What does a newly hired CIO do to ensure that basic services are delivered exceptionally well. As part of my research for my new book – The Strategic CIO I recently spoke to one such person who was selected for the CIO role at a multi-billion dollar insurance company. This strategic CIO, with a successful CIO and business track record, followed a process that is worthy of sharing with others. Before we discuss the process let’s review why achieving success for this critical step is important for CIO’s who want become a strategic business partner with C-level peers in developing information-based solutions for the company
In a previous AITS article – Five Critical Steps to Become a Strategic CIO I identified the five key steps for a CIO to successfully transform into a Strategic IT organization. As a summary the five are:
- Deliver Basic Services Exceptionally Well
- Understand the Business & Competitive Environment
- Upskill IT/Business Personnel through Cross Training
- Focus Initiatives on Improving Margin (Sales/Cost)
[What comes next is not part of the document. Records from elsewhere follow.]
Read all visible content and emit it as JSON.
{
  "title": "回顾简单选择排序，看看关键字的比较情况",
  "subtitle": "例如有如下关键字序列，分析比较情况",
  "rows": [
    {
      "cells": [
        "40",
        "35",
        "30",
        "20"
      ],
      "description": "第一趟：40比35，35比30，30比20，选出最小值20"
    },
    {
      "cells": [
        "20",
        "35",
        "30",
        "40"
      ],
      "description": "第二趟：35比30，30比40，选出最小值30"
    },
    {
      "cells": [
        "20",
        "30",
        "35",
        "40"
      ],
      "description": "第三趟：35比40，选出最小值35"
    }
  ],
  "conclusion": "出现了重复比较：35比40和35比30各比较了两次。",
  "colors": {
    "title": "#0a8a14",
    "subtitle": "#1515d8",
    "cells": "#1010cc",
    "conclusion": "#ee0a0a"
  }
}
- Leverage Technologies Strategically
The first of these – Deliver Basic Services Exceptionally Well – is the key to building a trust-based relationship with the business. Every CIOs recognizes that operational stability is a key necessity to maintaining daily business activities as well as a stepping stone to partnering with C-level peers to focus on initiatives that improve business outcomes. But to even play in this arena the CIO and the IT organization needs to deliver basic services exceptionally well. Let’s explore this further.
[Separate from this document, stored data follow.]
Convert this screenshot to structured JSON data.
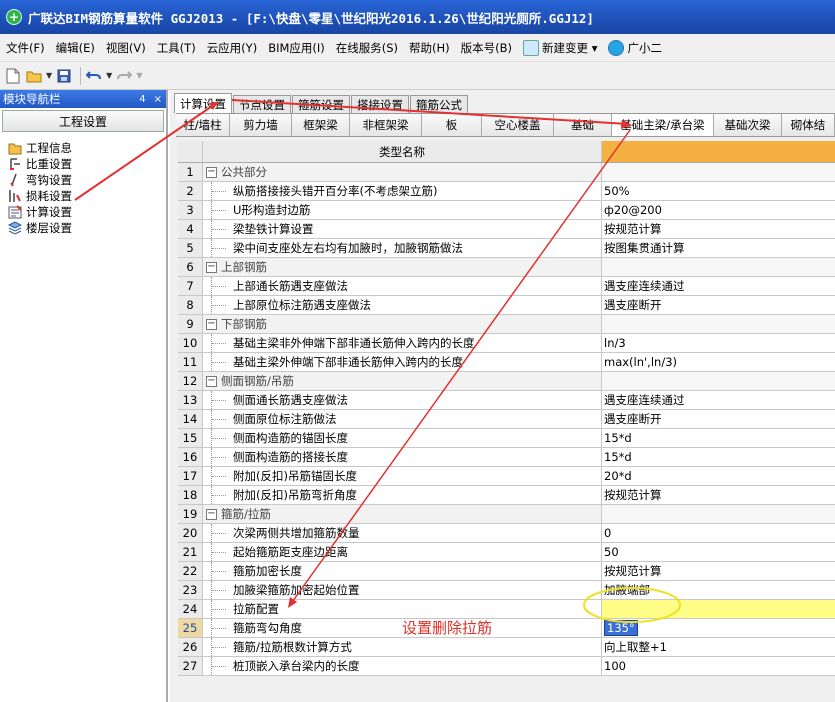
{
  "window": {
    "title": "广联达BIM钢筋算量软件 GGJ2013 - [F:\\快盘\\零星\\世纪阳光2016.1.26\\世纪阳光厕所.GGJ12]"
  },
  "menu": [
    {
      "label": "文件(F)"
    },
    {
      "label": "编辑(E)"
    },
    {
      "label": "视图(V)"
    },
    {
      "label": "工具(T)"
    },
    {
      "label": "云应用(Y)"
    },
    {
      "label": "BIM应用(I)"
    },
    {
      "label": "在线服务(S)"
    },
    {
      "label": "帮助(H)"
    },
    {
      "label": "版本号(B)"
    },
    {
      "label": "新建变更 ▾"
    },
    {
      "label": "广小二"
    }
  ],
  "left_panel": {
    "title": "模块导航栏",
    "pin": "4",
    "close": "×",
    "header": "工程设置",
    "items": [
      {
        "label": "工程信息",
        "icon": "project-info-icon"
      },
      {
        "label": "比重设置",
        "icon": "weight-icon"
      },
      {
        "label": "弯钩设置",
        "icon": "hook-icon"
      },
      {
        "label": "损耗设置",
        "icon": "loss-icon"
      },
      {
        "label": "计算设置",
        "icon": "calc-settings-icon"
      },
      {
        "label": "楼层设置",
        "icon": "floor-icon"
      }
    ]
  },
  "tabs": [
    {
      "label": "计算设置",
      "active": true
    },
    {
      "label": "节点设置"
    },
    {
      "label": "箍筋设置"
    },
    {
      "label": "搭接设置"
    },
    {
      "label": "箍筋公式"
    }
  ],
  "subtabs": [
    {
      "label": "柱/墙柱"
    },
    {
      "label": "剪力墙"
    },
    {
      "label": "框架梁"
    },
    {
      "label": "非框架梁"
    },
    {
      "label": "板"
    },
    {
      "label": "空心楼盖"
    },
    {
      "label": "基础"
    },
    {
      "label": "基础主梁/承台梁",
      "active": true
    },
    {
      "label": "基础次梁"
    },
    {
      "label": "砌体结"
    }
  ],
  "grid": {
    "header": {
      "name": "类型名称",
      "value": ""
    },
    "rows": [
      {
        "n": "1",
        "name": "公共部分",
        "group": true,
        "value": ""
      },
      {
        "n": "2",
        "name": "纵筋搭接接头错开百分率(不考虑架立筋)",
        "value": "50%"
      },
      {
        "n": "3",
        "name": "U形构造封边筋",
        "value": "ф20@200"
      },
      {
        "n": "4",
        "name": "梁垫铁计算设置",
        "value": "按规范计算"
      },
      {
        "n": "5",
        "name": "梁中间支座处左右均有加腋时，加腋钢筋做法",
        "value": "按图集贯通计算"
      },
      {
        "n": "6",
        "name": "上部钢筋",
        "group": true,
        "value": ""
      },
      {
        "n": "7",
        "name": "上部通长筋遇支座做法",
        "value": "遇支座连续通过"
      },
      {
        "n": "8",
        "name": "上部原位标注筋遇支座做法",
        "value": "遇支座断开"
      },
      {
        "n": "9",
        "name": "下部钢筋",
        "group": true,
        "value": ""
      },
      {
        "n": "10",
        "name": "基础主梁非外伸端下部非通长筋伸入跨内的长度",
        "value": "ln/3"
      },
      {
        "n": "11",
        "name": "基础主梁外伸端下部非通长筋伸入跨内的长度",
        "value": "max(ln',ln/3)"
      },
      {
        "n": "12",
        "name": "侧面钢筋/吊筋",
        "group": true,
        "value": ""
      },
      {
        "n": "13",
        "name": "侧面通长筋遇支座做法",
        "value": "遇支座连续通过"
      },
      {
        "n": "14",
        "name": "侧面原位标注筋做法",
        "value": "遇支座断开"
      },
      {
        "n": "15",
        "name": "侧面构造筋的锚固长度",
        "value": "15*d"
      },
      {
        "n": "16",
        "name": "侧面构造筋的搭接长度",
        "value": "15*d"
      },
      {
        "n": "17",
        "name": "附加(反扣)吊筋锚固长度",
        "value": "20*d"
      },
      {
        "n": "18",
        "name": "附加(反扣)吊筋弯折角度",
        "value": "按规范计算"
      },
      {
        "n": "19",
        "name": "箍筋/拉筋",
        "group": true,
        "value": ""
      },
      {
        "n": "20",
        "name": "次梁两侧共增加箍筋数量",
        "value": "0"
      },
      {
        "n": "21",
        "name": "起始箍筋距支座边距离",
        "value": "50"
      },
      {
        "n": "22",
        "name": "箍筋加密长度",
        "value": "按规范计算"
      },
      {
        "n": "23",
        "name": "加腋梁箍筋加密起始位置",
        "value": "加腋端部"
      },
      {
        "n": "24",
        "name": "拉筋配置",
        "value": "",
        "highlight": true
      },
      {
        "n": "25",
        "name": "箍筋弯勾角度",
        "value": "135°",
        "active": true
      },
      {
        "n": "26",
        "name": "箍筋/拉筋根数计算方式",
        "value": "向上取整+1"
      },
      {
        "n": "27",
        "name": "桩顶嵌入承台梁内的长度",
        "value": "100"
      }
    ]
  },
  "annotation": {
    "text": "设置删除拉筋",
    "color": "#e0302a"
  }
}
When you plug a cord into an electric outlet you expect the electric connection to work all the time. Coffee makers prepare your morning java. Toasters crisp your bread or bagel or muffin. You never expect any service disruption from you electricity provider. The same is true when business personnel perform their jobs Each day personnel all over the globe enter customer orders, check inventory status, analyze monthly sales, measure manufacturing performance, analyze sales metrics, prepare monthly budgets. There is very little tolerance for any disruptions to email, telephony, and internet services. The list goes on and on.
We all recognize today that business runs on IT. And as a result we expect basic services to always be operationally functional with an almost zero tolerance for any disruption. Unless the CIO and the IT organization can achieve this level of service they will never have the opportunity to work with business peers in a collaborative way to jointly focus on initiatives that will drive successful business outcomes.
Now let’s explore how the CIO of a multi-billion dollar insurance company improved the delivery of basic services to an exceptional level.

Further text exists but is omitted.